DanPatterson_Retired · ‎12-23-2015

if you are using cursors, then you can use my if statement which does the plus or minus check for the lower and upper bound. If the val (value) is within the +/- tolerance then it is obviously crap, so assign it zero. I still don't know how they got that way, I have seen it occur when values are calculated in arcpy without a spatial reference, but never by assignment.

I can't attest to the speed, since I do all my geometry operations in numpy and a check like that is vectorized and millions of points can be tested in less time than a sneeze.

PaulDavidson1 · ‎12-23-2015

yes, I expect the values got that way just as you describe. the spatial resolution is so small as to indicate to me there was no spatial_reference in place. The assignment thing is puzzling. I do find one value of the 7.1e-09 in th original data. I suspect related to the very fine resolution. I'll probably do a reprojection with realistic resolution and see if that changes anything.

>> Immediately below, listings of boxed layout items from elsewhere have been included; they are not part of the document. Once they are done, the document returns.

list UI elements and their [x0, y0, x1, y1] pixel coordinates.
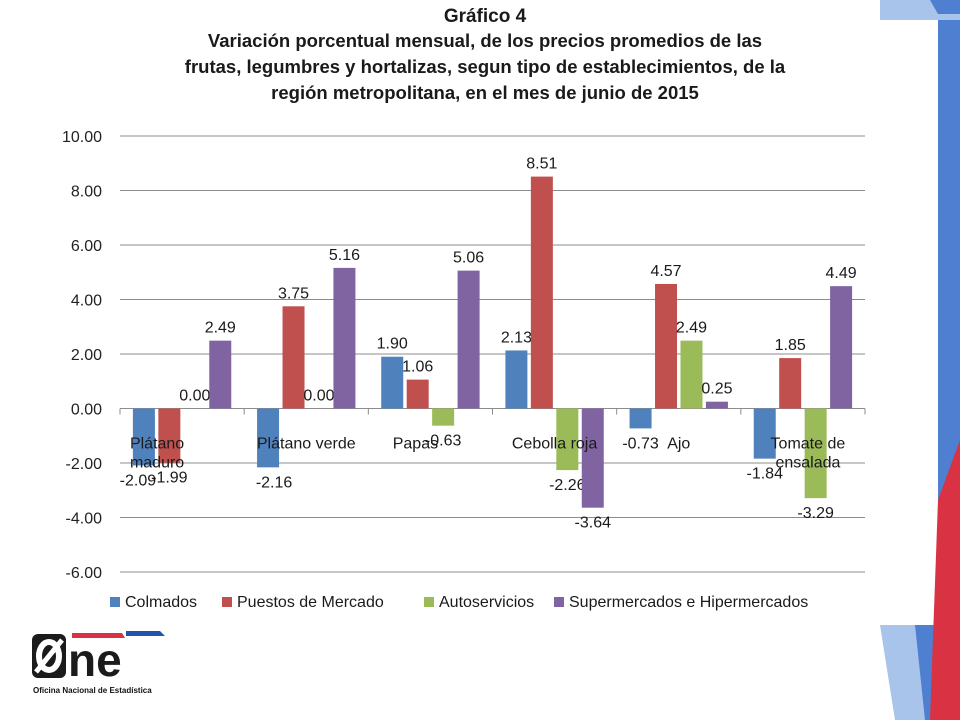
data-label: 2.13 — [501, 329, 532, 346]
y-tick-label: 2.00 — [71, 347, 102, 364]
chart-title-block: Gráfico 4 Variación porcentual mensual, … — [120, 6, 850, 106]
chart-title: Gráfico 4 — [443, 6, 527, 27]
category-label-line: ensalada — [775, 455, 840, 472]
category-label-line: Tomate de — [771, 436, 846, 453]
logo-mark: ne — [68, 634, 122, 686]
category-label-line: Ajo — [667, 436, 690, 453]
data-label: -2.09 — [120, 472, 157, 489]
data-label: 1.85 — [775, 337, 806, 354]
bar — [680, 340, 703, 409]
y-tick-label: 4.00 — [71, 293, 102, 310]
data-label: -1.99 — [151, 470, 188, 487]
bar — [158, 408, 181, 463]
data-label: 5.16 — [329, 247, 360, 264]
legend-label: Colmados — [125, 594, 197, 611]
legend-label: Supermercados e Hipermercados — [569, 594, 808, 611]
bar — [581, 408, 604, 508]
bar — [209, 340, 232, 409]
category-label: Papas — [393, 436, 438, 453]
bar — [381, 356, 404, 409]
y-tick-label: 6.00 — [71, 238, 102, 255]
category-label: Plátano verde — [257, 436, 356, 453]
bar — [282, 306, 305, 409]
legend-label: Autoservicios — [439, 594, 534, 611]
bar — [655, 283, 678, 409]
bar — [432, 408, 455, 426]
data-label: 0.25 — [701, 381, 732, 398]
bar — [779, 358, 802, 409]
logo-tagline: Oficina Nacional de Estadística — [33, 686, 152, 695]
y-tick-label: -2.00 — [66, 456, 103, 473]
data-label: -1.84 — [747, 466, 784, 483]
category-label-line: Plátano verde — [257, 436, 356, 453]
data-label: 2.49 — [205, 320, 236, 337]
y-tick-label: -6.00 — [66, 565, 103, 582]
legend-swatch — [554, 597, 564, 607]
data-label: 4.49 — [826, 265, 857, 282]
bar — [753, 408, 776, 459]
bar-chart: -6.00 -4.00 -2.00 0.00 2.00 4.00 6.00 8.00 10.00… — [62, 129, 866, 611]
one-logo: ne — [32, 631, 165, 686]
deco-stripe-red — [930, 440, 960, 720]
legend-swatch — [110, 597, 120, 607]
category-label-line: Papas — [393, 436, 438, 453]
category-label: Tomate de ensalada — [771, 436, 846, 472]
legend-label: Puestos de Mercado — [237, 594, 384, 611]
data-label: 3.75 — [278, 285, 309, 302]
data-label: -0.63 — [425, 433, 462, 450]
bar — [556, 408, 579, 471]
bar — [406, 379, 429, 409]
data-label: 2.49 — [676, 320, 707, 337]
bar — [132, 408, 155, 466]
y-tick-label: -4.00 — [66, 511, 103, 528]
bar — [629, 408, 652, 429]
data-label: -2.26 — [549, 477, 586, 494]
data-label: -2.16 — [256, 474, 293, 491]
bar — [530, 176, 553, 409]
bar — [830, 286, 853, 409]
category-label: Plátano maduro — [130, 436, 184, 472]
y-tick-label: 10.00 — [62, 129, 102, 146]
y-tick-label: 8.00 — [71, 184, 102, 201]
bar — [705, 401, 728, 409]
bar — [457, 270, 480, 409]
data-label: 0.00 — [179, 388, 210, 405]
category-label-line: Cebolla roja — [512, 436, 597, 453]
data-label: 1.06 — [402, 359, 433, 376]
legend-swatch — [222, 597, 232, 607]
bar — [804, 408, 827, 499]
data-label: 5.06 — [453, 250, 484, 267]
data-label: 8.51 — [526, 156, 557, 173]
bar — [505, 350, 528, 409]
category-label: Cebolla roja — [512, 436, 597, 453]
legend-swatch — [424, 597, 434, 607]
category-label: Ajo — [667, 436, 690, 453]
data-label: -3.64 — [575, 515, 612, 532]
deco-stripe-blue-top — [930, 0, 960, 14]
y-tick-label: 0.00 — [71, 402, 102, 419]
category-label-line: maduro — [130, 455, 184, 472]
data-label: -0.73 — [622, 435, 659, 452]
chart-subtitle: Variación porcentual mensual, de los pre… — [184, 30, 786, 103]
bar — [333, 267, 356, 409]
data-label: 4.57 — [650, 263, 681, 280]
data-label: -3.29 — [797, 505, 834, 522]
data-label: 1.90 — [377, 336, 408, 353]
bar — [257, 408, 280, 468]
data-label: 0.00 — [303, 388, 334, 405]
category-label-line: Plátano — [130, 436, 184, 453]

While I've tried to kick the habit of worrying over speed in todays world, and I usually do manage to qualm the OCD, it still is there in the background. I imagine you've dealt with days when having an 8087 made a huge difference in one's calculations.

If speed were an issue, python wouldn't be the first choice would it. But we'd have to be talking mega data.

Takes longer to load arcpy that in does to process 200K rows these days with da.XCursor.

I appreciate the help.

Edit: JIC others ever struggle with this:

I have verified that the issue of the zeros that are showing up as ~7.2e-9, even when assigned = 0.0 in a da.UpdateCursor (when they read back as the 7.2e-9), is all due to the Spatial Resolution of the original file being extremely small.

I re-projected the original feature class to the same state plane projection, except I set the resolution to the one that is standard here, 0.00025

That data set then updates points at (None,None) to 0.0 and when read back in, the points return 0.0

DanPatterson_Retired · ‎12-23-2015

excluding load time, python is fast enough, numpy is blazingly fast, SciPy is even faster for some things and Numba with numpy is essentially c speed. speed is often overrated...have a read for an example

Before I forget ... # 16 ... NumPy vs SciPy... making a point

PaulDavidson1 · ‎12-23-2015

Interesting read and comparison:

totally agree, with today's boxes, cranking 50e6 point calcs in .96 vs. .66

Well... that's blazing and the difference is irrelevant for a real world app.

What's most interesting to me (besides the flip in which is the faster lib at 1e5 pts) is the internet wars over such meaningless stuff.